We previously merged the input data from SDA (an ordinary _data.frame_) into the RAT of `res`; exploiting the linkage between `mukey` and raster cells to make the map. For comparison with the `mukey` results above we stack de-ratified input layers and create a new _SpatRaster_.
```{r}
res3 <- rast(list(
res2[["sandtotal_r"]],
res2[["silttotal_r"]],
res2[["claytotal_r"]],
res2[["dbthirdbar_r"]]
))
# SpatRaster to data.frame interface (one call on all cells)
system.time(test2 <- run_rosetta(res3))
# make a plot of the predicted Ksat (identical to mukey-based results)
plot(test2, "log10_Ksat_mean")
```
You will notice the results for Ksat distribution are identical since the same input values were used, but the latter approach took longer to run. The time difference is the difference of estimating ~40 (1 estimate per mapunit key) versus ~30,000 (1 estimate per raster cell) sets of Rosetta parameters.

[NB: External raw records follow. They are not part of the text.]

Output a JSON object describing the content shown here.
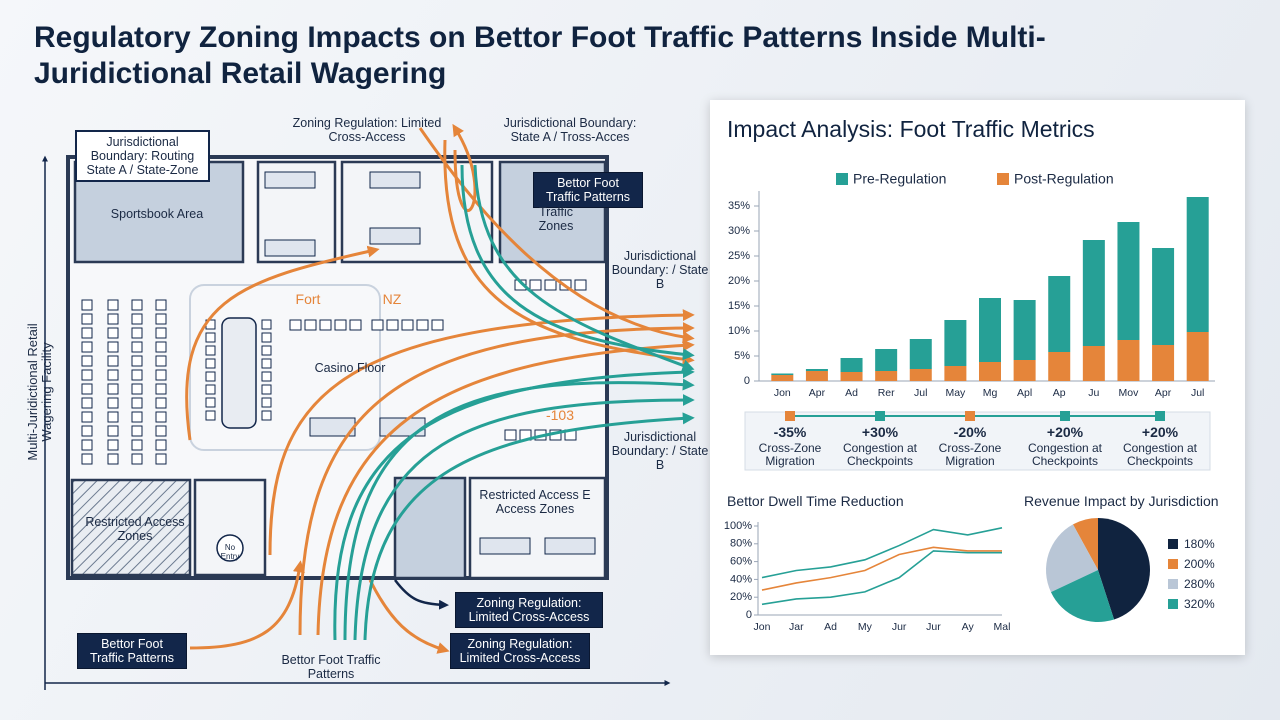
{
  "header": {
    "title": "Regulatory Zoning Impacts on Bettor Foot Traffic Patterns Inside Multi-Juridictional Retail Wagering"
  },
  "floor_plan": {
    "side_label": "Multi-Juridictional Retail Wagering Facility",
    "boundary_a": "Jurisdictional Boundary: Routing State A / State-Zone",
    "zoning_top": "Zoning Regulation: Limited Cross-Access",
    "boundary_top": "Jurisdictional Boundary: State A / Tross-Acces",
    "bettor_box_top": "Bettor Foot Traffic Patterns",
    "traffic_zones": "Traffic Zones",
    "sportsbook": "Sportsbook Area",
    "boundary_b1": "Jurisdictional Boundary: / State B",
    "fort": "Fort",
    "nz": "NZ",
    "casino": "Casino Floor",
    "n103": "-103",
    "boundary_b2": "Jurisdictional Boundary: / State B",
    "restricted_right": "Restricted Access E Access Zones",
    "restricted_left": "Restricted Access Zones",
    "no_entry": "No Entry",
    "zoning_box1": "Zoning Regulation: Limited Cross-Access",
    "zoning_box2": "Zoning Regulation: Limited Cross-Access",
    "bettor_box_bottom": "Bettor Foot Traffic Patterns",
    "bettor_bottom": "Bettor Foot Traffic Patterns"
  },
  "panel": {
    "title": "Impact Analysis: Foot Traffic Metrics",
    "metrics": [
      {
        "value": "-35%",
        "label": "Cross-Zone Migration"
      },
      {
        "value": "+30%",
        "label": "Congestion at Checkpoints"
      },
      {
        "value": "-20%",
        "label": "Cross-Zone Migration"
      },
      {
        "value": "+20%",
        "label": "Congestion at Checkpoints"
      },
      {
        "value": "+20%",
        "label": "Congestion at Checkpoints"
      }
    ]
  },
  "chart_data": [
    {
      "type": "bar",
      "stacked": true,
      "categories": [
        "Jon",
        "Apr",
        "Ad",
        "Rer",
        "Jul",
        "May",
        "Mg",
        "Apl",
        "Ap",
        "Ju",
        "Mov",
        "Apr",
        "Jul"
      ],
      "series": [
        {
          "name": "Pre-Regulation",
          "color": "#26a096",
          "values": [
            0.3,
            0.4,
            2.8,
            4.4,
            6.0,
            9.2,
            12.8,
            12.0,
            15.2,
            21.2,
            23.6,
            19.4,
            27.0
          ]
        },
        {
          "name": "Post-Regulation",
          "color": "#e5853a",
          "values": [
            1.2,
            2.0,
            1.8,
            2.0,
            2.4,
            3.0,
            3.8,
            4.2,
            5.8,
            7.0,
            8.2,
            7.2,
            9.8
          ]
        }
      ],
      "ylim": [
        0,
        38
      ],
      "yticks": [
        0,
        {
          "value": 5,
          "label": "5%"
        },
        {
          "value": 10,
          "label": "10%"
        },
        {
          "value": 15,
          "label": "15%"
        },
        {
          "value": 20,
          "label": "20%"
        },
        {
          "value": 25,
          "label": "25%"
        },
        {
          "value": 30,
          "label": "30%"
        },
        {
          "value": 35,
          "label": "35%"
        }
      ]
    },
    {
      "type": "line",
      "title": "Bettor Dwell Time Reduction",
      "categories": [
        "Jon",
        "Jar",
        "Ad",
        "My",
        "Jur",
        "Jur",
        "Ay",
        "Mal"
      ],
      "series": [
        {
          "color": "#26a096",
          "values": [
            42,
            50,
            54,
            62,
            78,
            96,
            90,
            98
          ]
        },
        {
          "color": "#e5853a",
          "values": [
            28,
            36,
            42,
            50,
            68,
            76,
            72,
            72
          ]
        },
        {
          "color": "#26a096",
          "values": [
            12,
            18,
            20,
            26,
            42,
            72,
            70,
            70
          ]
        }
      ],
      "ylim": [
        0,
        100
      ],
      "yticks": [
        0,
        {
          "value": 20,
          "label": "20%"
        },
        {
          "value": 40,
          "label": "40%"
        },
        {
          "value": 60,
          "label": "60%"
        },
        {
          "value": 80,
          "label": "80%"
        },
        {
          "value": 100,
          "label": "100%"
        }
      ]
    },
    {
      "type": "pie",
      "title": "Revenue Impact by Jurisdiction",
      "series": [
        {
          "name": "180%",
          "color": "#10233f",
          "values": [
            45
          ]
        },
        {
          "name": "200%",
          "color": "#e5853a",
          "values": [
            8
          ]
        },
        {
          "name": "280%",
          "color": "#b9c6d6",
          "values": [
            24
          ]
        },
        {
          "name": "320%",
          "color": "#26a096",
          "values": [
            23
          ]
        }
      ]
    }
  ]
}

## Extended Output with `Rosetta` S3 Class
### Make a _Rosetta_ class instance for running extended output methods
Note that each instance of _Rosetta_ has a fixed version and model code, so if you have heterogeneous input you need to iterate over model code.
```{r}
# defaults are version 3 and model code 3 (4 parameters: sand, silt, clay and bulk density)
my_rosetta <- Rosetta(rosetta_version = 3, model_code = 3)
```
### `predict()` Rosetta Parameter Values and Standard Deviations from a _Rosetta_ instance
```{r}
predict(my_rosetta, list(c(30, 30, 40, 1.5), c(55, 25, 20, 1.1)))
```
### Extended _Rosetta_ Predictions, Parameter Distributions and Summary Statistics after Zhang & Schaap (2017) with `ann_predict()`
```{r}
ann_predict(my_rosetta, list(c(30, 30, 40, 1.5), c(55, 25, 20, 1.1)))
```
## Selected References
Three versions of the ROSETTA model are available, selected using `rosetta_version` argument.
- `rosetta_version` 1 - Schaap, M.G., F.J. Leij, and M.Th. van Genuchten. 2001. ROSETTA: a computer program for estimating soil hydraulic parameters with hierarchical pedotransfer functions. Journal of Hydrology 251(3-4): 163-176. doi: 10.1016/S0022-1694(01)00466-8.
- `rosetta_version` 2 - Schaap, M.G., A. Nemes, and M.T. van Genuchten. 2004. Comparison of Models for Indirect Estimation of Water Retention and Available Water in Surface Soils. Vadose Zone Journal 3(4): 1455-1463. doi: 10.2136/vzj2004.1455.
- `rosetta_version` 3 - Zhang, Y., and M.G. Schaap. 2017. Weighted recalibration of the Rosetta pedotransfer model with improved estimates of hydraulic parameter distributions and summary statistics (Rosetta3). Journal of Hydrology 547: 39-53. doi: 10.1016/j.jhydrol.2017.01.004.